Faciliter l’accès aux gènes brevetés des variétés : la mission de l’ACLP
L’ACLP (Agricultural Crop Licensing Platform) réunit des entreprises semencières de toutes tailles pour simplifier l’accès aux gènes brevetés des variétés commerciales. Le point sur son fonctionnement avec Hélène Guillot, sa directrice.
En France, la loi prévoit une exception de sélection pour les brevets sur les gènes de variétés. Cependant, les règles d’accès diffèrent selon les pays européens. « Avec l’ACLP, nous disposons d’un cadre commun et transparent pour les sélectionneurs », explique Hélène Guillot, juriste et directrice de l’ACLP depuis 2023.
« Cette structure agit bien comme un espace d’échange entre détenteurs et utilisateurs de brevets, poursuit-elle. D’un côté, nous offrons à chaque détenteur de gène breveté de variétés, la visibilité et la sécurité d’une plateforme collective. De l’autre, cette organisation lève une contrainte pour les petites et moyennes entreprises de sélection qui peinent à utiliser une variété contenant un gène breveté. » En effet, les membres de l’ACLP incluent des entreprises détentrices ou non de brevets.
Une procédure unique d’échange de brevets pour 41 pays
Concrètement, l’ACLP permet donc d’invoquer l’exception de sélection dans 41 pays, dont ceux membres de l’Office européen des brevets ainsi que l’Ukraine et la Russie. Une simple notification au détenteur du brevet suffit. Ainsi, les sélectionneurs peuvent utiliser les variétés existantes pour créer de nouvelles obtentions.
De surcroît, lorsque le gène breveté reste dans la nouvelle variété, les obtenteurs doivent obtenir une licence pour la commercialiser. Les licences se signent directement entre membres et conservent leur validité même en cas de départ de la plateforme. L’adhésion minimale dure cinq ans et la cotisation reste proportionnelle à la taille de l’entreprise. « Nous couvrons uniquement les frais administratifs, sans but lucratif », précise Hélène Guillot.
Nombre de PME ne peuvent pas gérer seules les négociations de licences. « L’ACLP simplifie les échanges avec un accord standard déjà approuvé par ses membres », détaille Hélène Guillot. Ainsi, les discussions portent uniquement sur le montant de la redevance.
De plus, en cas de blocage au-delà de six mois, un arbitrage indépendant tranche le différend. Trois experts évaluent alors la proposition la plus proche de la valeur de marché du trait. « Chaque membre dispose d’un accès garanti à la licence et dans des délais raisonnables », ajoute-t-elle.
Un cadre économique équilibré
L’organisation n’adopte pas de position sur les outils de propriété intellectuelle. « Nous offrons un cadre économique équilibré dans une filière où brevet et COV coexistent », rappelle Hélène Guillot.
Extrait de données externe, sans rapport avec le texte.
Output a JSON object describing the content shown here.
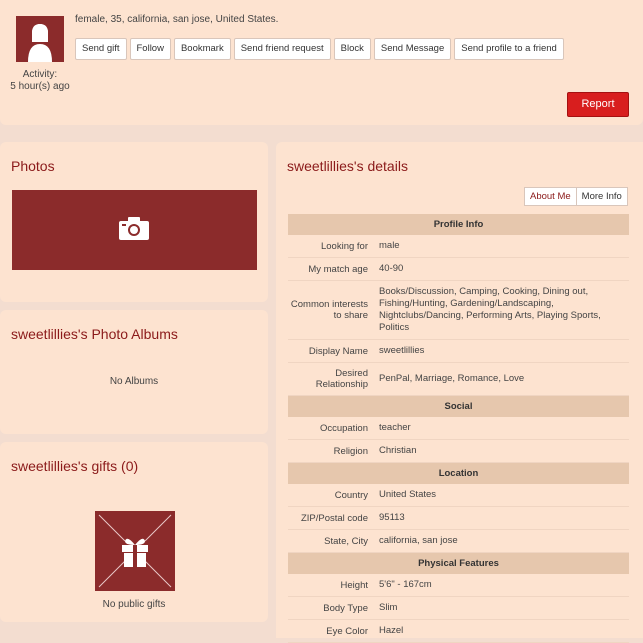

D’ailleurs, les brevets accessibles via la plateforme figurent sur Pinto, la base publique de référence. Aujourd’hui, 95 % des brevets liés aux grandes cultures appartiennent à des membres de l’ACLP. « Les sélectionneurs peuvent donc y accéder dans ces conditions favorables », précise la responsable de la plateforme. Pour les semences potagères, l’International Licensing Platform propose un système similaire.
Transparence et équité entre acteurs
Enfin, chaque membre déclare ses variétés commerciales contenant un gène breveté, ce qui limite les risques de monopole. Les entreprises extérieures à la plateforme peuvent refuser de licencier un trait, mais elles perdent alors la garantie d’obtenir d’autres licences. « Ce modèle renforce la transparence et la concurrence loyale entre semenciers », souligne la directrice.
Désormais, le conseil d’administration de l’ACLP travaille à l’élargissement aux espèces ornementales et forestières. Il œuvre également à la création d’une marketplace pour les brevets non encore exploités.
Hélène Guillot, est directrice de l’ACLP. Auparavant, cette juriste a travaillé pour l’Union française des semenciers puis à la Fédération internationale des semences sur les questions de propriété intellectuelle.